Incremental data delivery is shown below:
Incremental Data Delivery

Need For Data Virtualization

We are seeing massive upswings in the volume, variety and velocity of data. Business now want to use the data that was difficult to process in the past for – Decision Making, Exploratory Analysis, Advanced Analytics, New Applications (including mobiles). Adding to that the information landscape has become more complex. So the ability to get simple data access is more relevant than ever. Data virtualization technologies can help create a single access point to the pool of data you need to support your business.

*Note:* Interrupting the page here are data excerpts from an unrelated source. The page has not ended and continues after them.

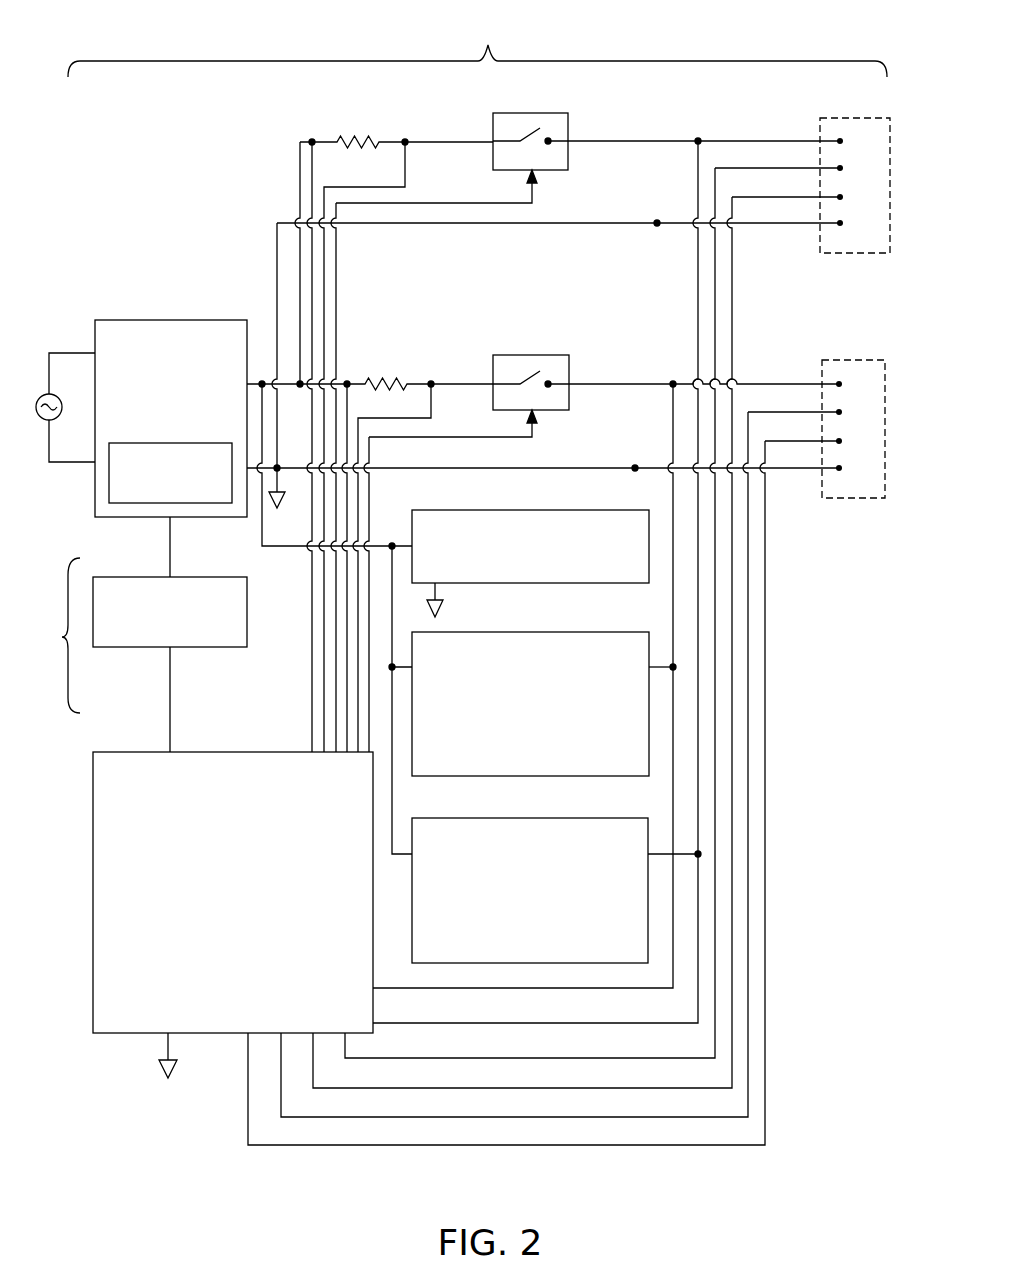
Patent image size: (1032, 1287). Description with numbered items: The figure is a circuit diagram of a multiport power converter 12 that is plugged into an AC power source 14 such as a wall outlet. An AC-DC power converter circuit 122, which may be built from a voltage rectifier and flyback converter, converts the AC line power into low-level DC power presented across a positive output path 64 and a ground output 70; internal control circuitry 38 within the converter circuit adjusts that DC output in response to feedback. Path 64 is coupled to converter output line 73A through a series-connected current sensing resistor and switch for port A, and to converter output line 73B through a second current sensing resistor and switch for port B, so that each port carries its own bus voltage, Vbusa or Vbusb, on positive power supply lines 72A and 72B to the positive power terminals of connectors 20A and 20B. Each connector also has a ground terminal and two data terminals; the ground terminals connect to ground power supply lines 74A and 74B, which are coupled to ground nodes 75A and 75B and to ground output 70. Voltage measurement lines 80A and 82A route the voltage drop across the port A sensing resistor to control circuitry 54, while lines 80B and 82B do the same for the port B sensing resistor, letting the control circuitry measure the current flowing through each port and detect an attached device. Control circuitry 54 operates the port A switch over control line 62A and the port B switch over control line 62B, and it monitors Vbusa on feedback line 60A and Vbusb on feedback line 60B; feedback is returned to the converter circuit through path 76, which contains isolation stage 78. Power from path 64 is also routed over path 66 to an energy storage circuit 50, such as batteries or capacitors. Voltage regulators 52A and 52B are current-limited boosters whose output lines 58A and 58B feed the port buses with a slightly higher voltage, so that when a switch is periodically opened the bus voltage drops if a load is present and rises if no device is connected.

The power converter 12 is at (477, 48).
The AC power source 14 is at (62, 405).
The AC-DC power converter circuit 122 is at (173, 320).
The control circuitry 38 is at (108, 484).
The output path 64 is at (262, 380).
The path 66 is at (262, 528).
The ground output 70 is at (277, 462).
The voltage measurement line 80B is at (313, 160).
The voltage measurement line 82B is at (407, 168).
The control line 62B is at (534, 190).
The converter output line 73B is at (612, 140).
The positive power supply line 72B is at (760, 140).
The feedback path 60B is at (698, 285).
The ground node 75B is at (487, 210).
The ground power supply line 74B is at (781, 228).
The connector 20B is at (833, 254).
The voltage measurement line 80A is at (350, 408).
The voltage measurement line 82A is at (417, 430).
The control line 62A is at (489, 439).
The converter output line 73A is at (598, 382).
The positive power supply line 72A is at (768, 382).
The feedback path 60A is at (672, 410).
The ground node 75A is at (460, 483).
The ground power supply line 74A is at (781, 470).
The connector 20A is at (827, 498).
The energy storage circuit 50 is at (486, 510).
The voltage regulator 52A is at (486, 632).
The line 58A is at (656, 660).
The voltage regulator 52B is at (486, 818).
The line 58B is at (656, 847).
The isolation stage 78 is at (130, 648).
The path 76 is at (55, 635).
The control circuitry 54 is at (118, 1033).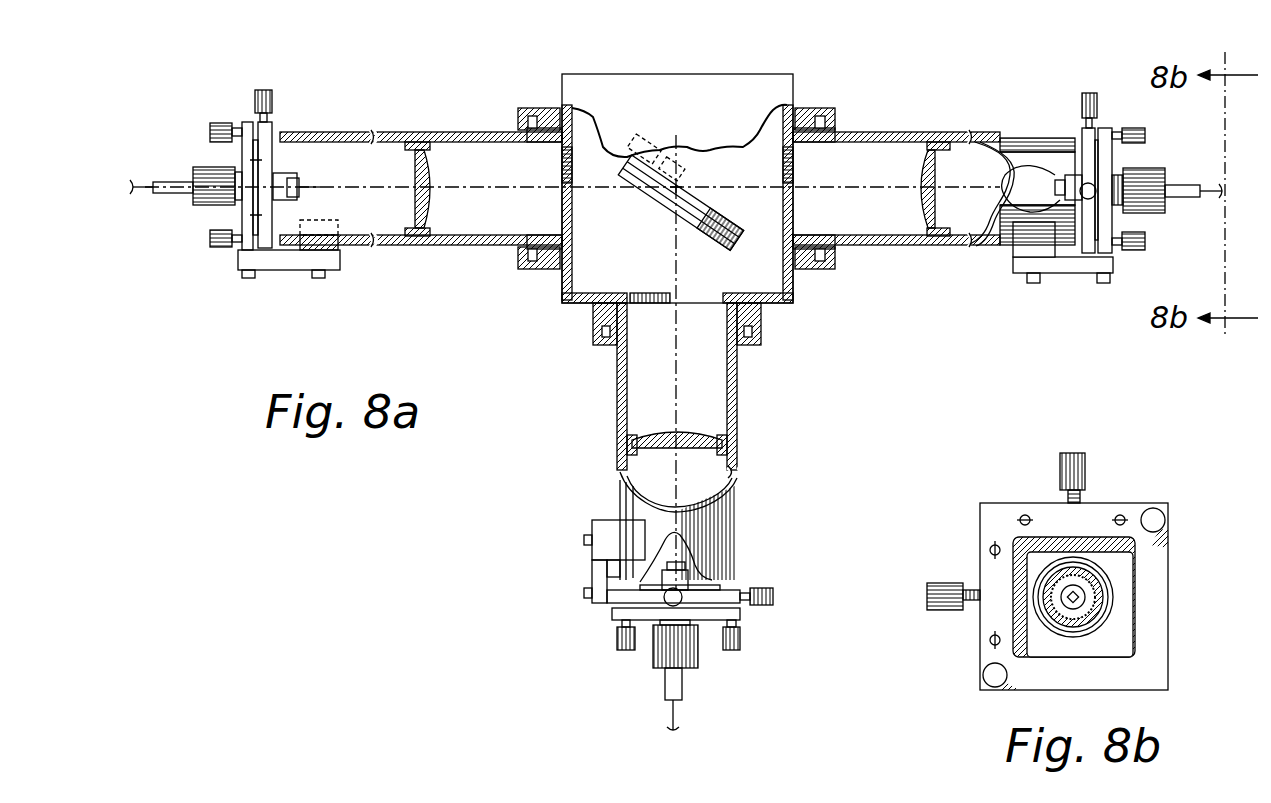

Here are some of the reasons why some organization may benefit from Data virtualization

Simplified Access to data:

  • Data virtualization focuses on simplifying access to data by isolating the details of storage and retrieval and making the process transparent to data consumers.
  • The end user will never know—and doesn’t need to know—the details about the data sources. This means changes to source systems will not affect downstream applications. The burden on IT is reduced since the solution does not have to be reconfigured each time a change is made.
  • An organization can create a virtual view across data in the warehouse and data that exists within Hadoop to create a new logical data warehouse. Because end users interact with only one endpoint and use the same access methods they are accustomed to, they can easily take advantage of these new insights from the big data platform without learning new languages and without administrators having to maintain user privileges in multiple locations.

Reduced Costs:

  • Multiple information access points also increase the total cost of ownership since each access point requires administration, security and management resources.
  • Reliance on older technologies to get to data eventually requires organizations to purchase more hardware, more databases and more software with more capabilities—all of which require budget.
  • Because data virtualization involves virtual consolidation of data rather than physical movement, there is no need to create new databases or purchase additional hardware to store the consolidated data.

Faster Time to Value:

  • Building virtual data stores is much quicker than creating physical ones since data does not have to be physically moved.
  • Data virtualization reduces the time required to take advantage of disparate data, which makes it easier for users and processes to get the information they need in a timely manner.